Double-filter binding assays offer the advantage of being relatively high throughput compared to other methods, including EMSA.⁷ As the rapidity of both the method and quantitation are key to large-scale binding studies, this assay can be ideal for such an application. The double-filter binding assay is typically conducted in a 96-well dot blot format, which greatly increases the number of samples that can be analyzed in each experiment. Additionally, the application of samples and separation of unbound and bound species are quite fast, especially when samples are loaded into the apparatus using a multi-channel pipettor. Additionally, while both filters and gels must both be dried prior to exposure to phosphorimaging screens in order to prevent diffusion of protein and nucleic acid, the drying time for filters is only a fraction of the time required for gel drying. This short time allows binding reactions that were incubated on ice to be loaded at room temperature. Finally, because double-filter binding does not involve any electric current, both positively and negatively charged protein systems can easily be assayed, and the technique is highly amenable to assessing binding activity in high-salt buffers. Another advantage provided by double-filter binding that is especially relevant to high-affinity protein/nucleic acid interactions is that much larger sample volumes can be analyzed, which can help offset the low signal of a small concentration of radiolabeled nucleic acid. Samples of over 150 μL can be loaded, allowing for the reliable measurement of sub-picomolar affinities. In contrast, mini-gel EMSAs allow for the analysis of at most 30 mL of sample, with a lower limit of measuring K_D,apps of 2–4 pM.
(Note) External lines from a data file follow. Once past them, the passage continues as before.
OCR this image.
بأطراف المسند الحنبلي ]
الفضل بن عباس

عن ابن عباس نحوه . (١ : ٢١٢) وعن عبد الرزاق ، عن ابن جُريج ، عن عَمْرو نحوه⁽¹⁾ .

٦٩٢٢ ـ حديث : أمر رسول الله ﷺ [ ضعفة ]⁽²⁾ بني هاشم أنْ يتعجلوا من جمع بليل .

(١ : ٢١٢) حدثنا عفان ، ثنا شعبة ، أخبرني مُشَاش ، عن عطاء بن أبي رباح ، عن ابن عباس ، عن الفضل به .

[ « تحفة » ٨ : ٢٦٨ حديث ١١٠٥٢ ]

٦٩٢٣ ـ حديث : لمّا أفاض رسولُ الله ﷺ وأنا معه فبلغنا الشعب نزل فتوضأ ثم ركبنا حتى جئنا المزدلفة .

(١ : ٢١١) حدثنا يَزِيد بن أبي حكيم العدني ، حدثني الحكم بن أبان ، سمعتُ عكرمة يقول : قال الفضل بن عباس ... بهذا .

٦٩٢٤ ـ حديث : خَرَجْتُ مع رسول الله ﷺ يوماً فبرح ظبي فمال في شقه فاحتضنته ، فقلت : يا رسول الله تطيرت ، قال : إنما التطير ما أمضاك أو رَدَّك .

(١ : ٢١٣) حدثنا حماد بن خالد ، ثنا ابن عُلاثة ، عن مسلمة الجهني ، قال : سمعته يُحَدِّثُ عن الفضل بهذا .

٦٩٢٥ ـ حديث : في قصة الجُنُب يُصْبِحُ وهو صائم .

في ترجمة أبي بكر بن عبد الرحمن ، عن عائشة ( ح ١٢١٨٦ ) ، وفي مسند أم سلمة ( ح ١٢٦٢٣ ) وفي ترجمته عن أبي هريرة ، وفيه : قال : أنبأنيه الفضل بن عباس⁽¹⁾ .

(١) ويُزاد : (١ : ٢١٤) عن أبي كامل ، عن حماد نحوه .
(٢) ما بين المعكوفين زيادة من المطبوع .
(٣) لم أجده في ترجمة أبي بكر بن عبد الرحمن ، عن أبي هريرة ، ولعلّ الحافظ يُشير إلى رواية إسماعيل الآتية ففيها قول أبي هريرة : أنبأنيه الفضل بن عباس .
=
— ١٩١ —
Our work with telomere-end systems has enabled the identification of several conditions and parameters to be considered when designing EMSA and double-filter binding experiments for unusually tight protein/nucleic acid interactions. We present a number of practical experimental considerations that have allowed us to reproducibly measure accurate K_D,apps in the low picomolar range by both EMSA and double-filter binding. This has been achieved by using the freshest lot of ATP[γ-³²P] that is commercially available and thorough optimization of the binding conditions. We suggest that EMSA is generally a more appropriate assay for the initial characterization of protein/nucleic acid interactions, and, if a single bound species is observed, can be followed by evaluation with double-filter binding as a higher throughput technique, as long as the K_D,apps determined by both methods are in agreement. We also find that the measurement of K_D,app values for high-affinity systems can be very sensitive to subtle alterations of binding conditions and technique. Therefore, K_D,app values acquired under different experimental conditions cannot be directly compared. However, with careful experimental design, binding constants in the picomolar regime can be confidently and reproducibly determined.